It's About the Interpreter… And More
by Allan R. Bevere
Recently, I went to the Cleveland Museum of Art with my daughter, Alyssa to see a special exhibit. If you love art museums and find yourself in Cleveland, Ohio you need to put its art museum on your itinerary. It is one of the best art museums in the country and, except for special exhibits, it is always free.
One of my favorite paintings can be found in Cleveland’s art museum—Frederic Church’s, “Twilight in the Wilderness” (pictured left). Church painted this masterpiece depicting twilight in the American West in 1860. What Church meant to portray in this painting was known only to Church, but that has not stopped the painting’s admirers from speculating as to what the artist wanted to communicate.
Some see in the painting an optimistic view of America’s future with the so-called “westward expansion,” and even though it is twilight, it signifies that a better day is dawning. Others see exactly the opposite. In 1860, Civil War was only a year away; and even though no one was sure at that time war would be the result over the issue of slavery that no one in the country could any longer ignore, many were seeing ominous signs on the horizon. Perhaps, therefore, Church was emphasizing the twilight—that a darkness was about to envelop the United States with the bright colors of the sky highlighting the good days that were about to pass from the scene.[ene_ptp]

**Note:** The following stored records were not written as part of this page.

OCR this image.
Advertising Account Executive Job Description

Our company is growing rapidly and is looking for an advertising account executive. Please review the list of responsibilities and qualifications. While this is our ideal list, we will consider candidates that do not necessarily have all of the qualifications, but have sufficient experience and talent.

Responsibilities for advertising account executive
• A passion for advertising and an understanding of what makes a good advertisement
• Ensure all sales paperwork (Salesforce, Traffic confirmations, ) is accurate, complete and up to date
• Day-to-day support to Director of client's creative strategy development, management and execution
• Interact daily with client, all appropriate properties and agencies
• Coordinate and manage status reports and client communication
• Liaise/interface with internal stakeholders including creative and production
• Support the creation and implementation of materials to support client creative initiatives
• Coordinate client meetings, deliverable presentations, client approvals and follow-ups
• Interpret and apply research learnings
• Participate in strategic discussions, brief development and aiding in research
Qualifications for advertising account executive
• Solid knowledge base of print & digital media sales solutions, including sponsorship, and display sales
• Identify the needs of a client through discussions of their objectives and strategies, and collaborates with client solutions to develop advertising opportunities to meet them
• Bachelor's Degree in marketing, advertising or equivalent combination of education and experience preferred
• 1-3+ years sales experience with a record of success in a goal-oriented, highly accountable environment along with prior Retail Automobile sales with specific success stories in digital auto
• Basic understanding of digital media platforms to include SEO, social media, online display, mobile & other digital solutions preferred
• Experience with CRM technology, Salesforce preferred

Whatever Church was trying to portray and no matter what others may see in this magnificent painting, one thing is clear; those who perceive are just as significant as the one who paints what is perceived, just as those who interpret written texts are just as important as the one who wrote the text. It is impossible to divorce the interpreter from the interpreter’s own context in order to render an “objective” interpretation. That is not to say that the “original” context of what was painted or written is unimportant. Nor is the intention of the artist or the author insignificant, and though such intention may be quite difficult to discover, it is a worthy endeavor all the same. But just as we cannot extrapolate “ourselves” from any of our experiences in life in order to have the view from nowhere, so we cannot get out of our own interpretive skin when gazing at paintings in an art museum or in reading a novel or the newspaper or in studying the Scripture in order to give an interpretation that is… well… free from interpretation.

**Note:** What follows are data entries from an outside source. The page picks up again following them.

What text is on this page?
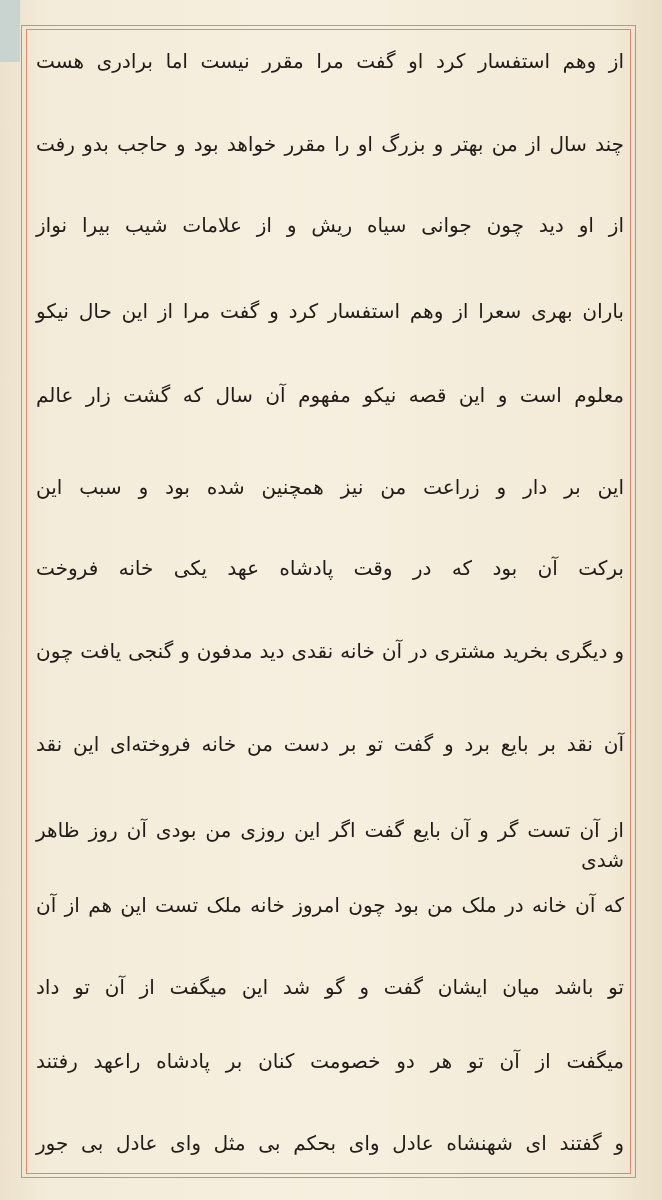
از وهم استفسار کرد او گفت مرا مقرر نیست اما برادری هست
چند سال از من بهتر و بزرگ او را مقرر خواهد بود و حاجب بدو رفت
از او دید چون جوانی سیاه ریش و از علامات شیب بیرا نواز
باران بهری سعرا از وهم استفسار کرد و گفت مرا از این حال نیکو
معلوم است و این قصه نیکو مفهوم آن سال که گشت زار عالم
این بر دار و زراعت من نیز همچنین شده بود و سبب این
برکت آن بود که در وقت پادشاه عهد یکی خانه فروخت
و دیگری بخرید مشتری در آن خانه نقدی دید مدفون و گنجی یافت چون
آن نقد بر بایع برد و گفت تو بر دست من خانه فروخته‌ای این نقد
از آن تست گر و آن بایع گفت اگر این روزی من بودی آن روز ظاهر شدی
که آن خانه در ملک من بود چون امروز خانه ملک تست این هم از آن
تو باشد میان ایشان گفت و گو شد این میگفت از آن تو داد
میگفت از آن تو هر دو خصومت کنان بر پادشاه راعهد رفتند
و گفتند ای شهنشاه عادل وای بحکم بی مثل وای عادل بی جور
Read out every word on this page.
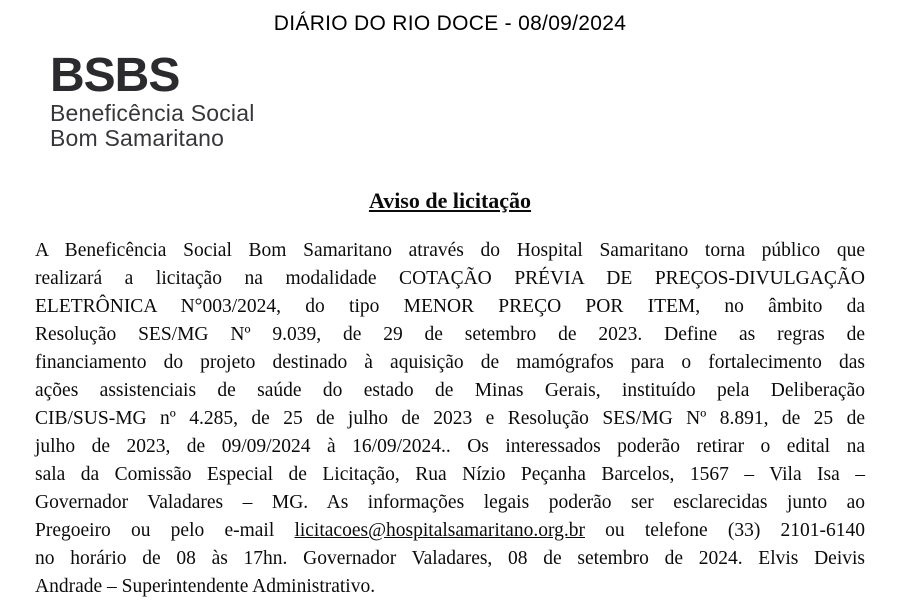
DIÁRIO DO RIO DOCE - 08/09/2024
BSBS
Beneficência Social
Bom Samaritano
Aviso de licitação
A Beneficência Social Bom Samaritano através do Hospital Samaritano torna público que
realizará a licitação na modalidade COTAÇÃO PRÉVIA DE PREÇOS-DIVULGAÇÃO
ELETRÔNICA N°003/2024, do tipo MENOR PREÇO POR ITEM, no âmbito da
Resolução SES/MG Nº 9.039, de 29 de setembro de 2023. Define as regras de
financiamento do projeto destinado à aquisição de mamógrafos para o fortalecimento das
ações assistenciais de saúde do estado de Minas Gerais, instituído pela Deliberação
CIB/SUS-MG nº 4.285, de 25 de julho de 2023 e Resolução SES/MG Nº 8.891, de 25 de
julho de 2023, de 09/09/2024 à 16/09/2024.. Os interessados poderão retirar o edital na
sala da Comissão Especial de Licitação, Rua Nízio Peçanha Barcelos, 1567 – Vila Isa –
Governador Valadares – MG. As informações legais poderão ser esclarecidas junto ao
Pregoeiro ou pelo e-mail licitacoes@hospitalsamaritano.org.br ou telefone (33) 2101-6140
no horário de 08 às 17hn. Governador Valadares, 08 de setembro de 2024. Elvis Deivis
Andrade – Superintendente Administrativo.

This is not to suggest that all interpretations are created equal, that one reading of a text is just as valid as another. We don’t live life that way, treating the interpretation of STOP signs as up to each individual driver, and neither should we employ such a “relative” hermeneutic. But we must understand that when we engage in interpretation we engage ourselves, who we are in all of our experience.
Focus does indeed determine reality, but it is a good thing to question whether we have focused on the right things when we engage in the hermeneutical endeavor. The interpreter cannot extrapolate herself from reality, but she must also understand that reality is larger than her own context.
In hermeneutics it is about the interpreter, but it is also about more.